The Council of Europe Guidelines on AI: Strengthening Rights over Automated Decisions

Kaveh Cope-Lahooti

To celebrate Data Protection Day, on the 28 January 2019, the Council of Europe released guidelines on data protection measures in relation to artificial intelligence. The guidelines contain recommendations that serve to codify much of the emerging best practice around ensuring artificial intelligence systems are made compatible with human and data subject rights, building upon existing regulation of the sector provided in the GDPR and Convention 108.

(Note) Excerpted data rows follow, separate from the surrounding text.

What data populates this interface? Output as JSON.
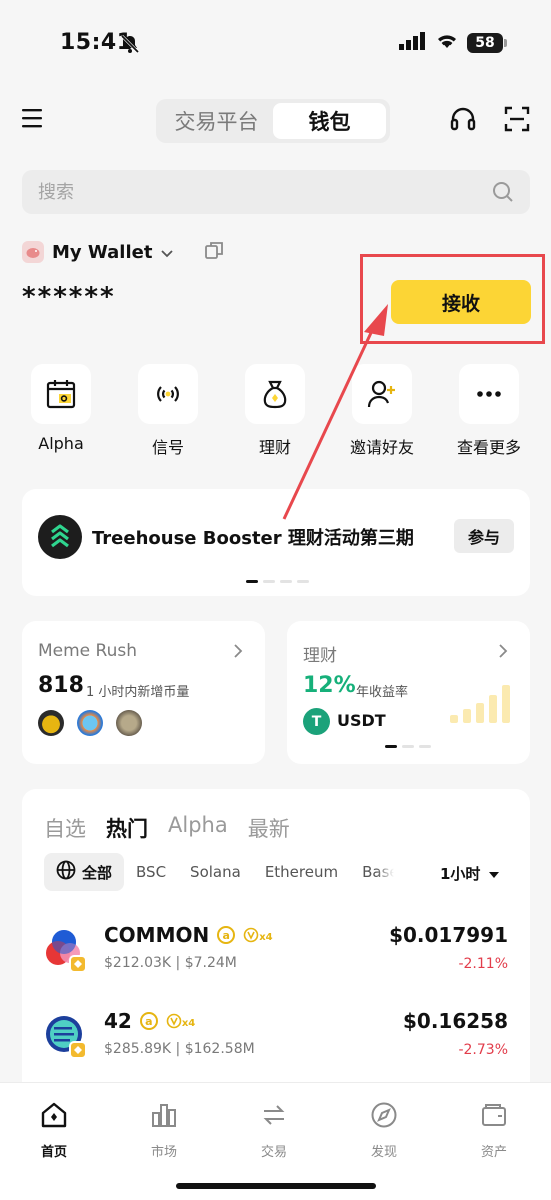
{
  "status_bar": {
    "time": "15:41",
    "battery": "58"
  },
  "header": {
    "tabs": [
      {
        "label": "交易平台"
      },
      {
        "label": "钱包"
      }
    ]
  },
  "search": {
    "placeholder": "搜索"
  },
  "wallet": {
    "name": "My Wallet",
    "balance": "******",
    "receive_label": "接收"
  },
  "shortcuts": [
    {
      "label": "Alpha",
      "icon": "calendar-alpha-icon"
    },
    {
      "label": "信号",
      "icon": "signal-broadcast-icon"
    },
    {
      "label": "理财",
      "icon": "money-bag-icon"
    },
    {
      "label": "邀请好友",
      "icon": "invite-user-icon"
    },
    {
      "label": "查看更多",
      "icon": "more-icon"
    }
  ],
  "banner": {
    "text": "Treehouse Booster 理财活动第三期",
    "button": "参与"
  },
  "meme_card": {
    "title": "Meme Rush",
    "count": "818",
    "subtitle": "1 小时内新增币量"
  },
  "earn_card": {
    "title": "理财",
    "apy": "12%",
    "apy_label": "年收益率",
    "asset": "USDT",
    "asset_logo": "T"
  },
  "market": {
    "tabs": [
      {
        "label": "自选"
      },
      {
        "label": "热门"
      },
      {
        "label": "Alpha"
      },
      {
        "label": "最新"
      }
    ],
    "chains": [
      {
        "label": "全部"
      },
      {
        "label": "BSC"
      },
      {
        "label": "Solana"
      },
      {
        "label": "Ethereum"
      },
      {
        "label": "Base"
      }
    ],
    "time_filter": "1小时",
    "rows": [
      {
        "name": "COMMON",
        "volume": "$212.03K",
        "market_cap": "$7.24M",
        "price": "$0.017991",
        "change": "-2.11%",
        "multiplier": "x4"
      },
      {
        "name": "42",
        "volume": "$285.89K",
        "market_cap": "$162.58M",
        "price": "$0.16258",
        "change": "-2.73%",
        "multiplier": "x4"
      }
    ]
  },
  "tabbar": [
    {
      "label": "首页"
    },
    {
      "label": "市场"
    },
    {
      "label": "交易"
    },
    {
      "label": "发现"
    },
    {
      "label": "资产"
    }
  ],
  "colors": {
    "accent": "#fcd535",
    "highlight": "#e8484d",
    "positive": "#16b07a",
    "negative": "#e23d4b"
  }
}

Convention 108 (the Convention for the Protection of Individuals with regard to Automatic Processing of Personal Data), which is an international law framework applicable to the (predominantly European) Council of Europe members, was last updated in 2018.  Building on the Convention, the guidelines further specify certain core elements that should be included when data is processed in AI systems, mainly focused about ensuring data accuracy, non-bias and a ‘human rights by design’ approach. It takes the latter to mean that all products and services should be “designed in a manner that ensures the right of individuals not to be subject to a decision significantly affecting them…without having their views taken into consideration”.

In practice, this will require organisations to conduct a wider risk assessment of their impacts in advance, and build-in governance methods to conduct an generate and consider relevant stakeholder input. One means of ensuring this is to involve, at an early stage in the design process, representatives from the design/development teams, HR, Data Protection and Risk departments and potentially executive and Boards members, in addition to seeking the advice of NGOs and other industry bodies already regulating data ethics. Organisations can rely on both external and internal data ethics committees, both to give their opinion on the potential social or ethical impact of AI systems, but also to be involved as a tool for ongoing monitoring of the deployment of AI systems.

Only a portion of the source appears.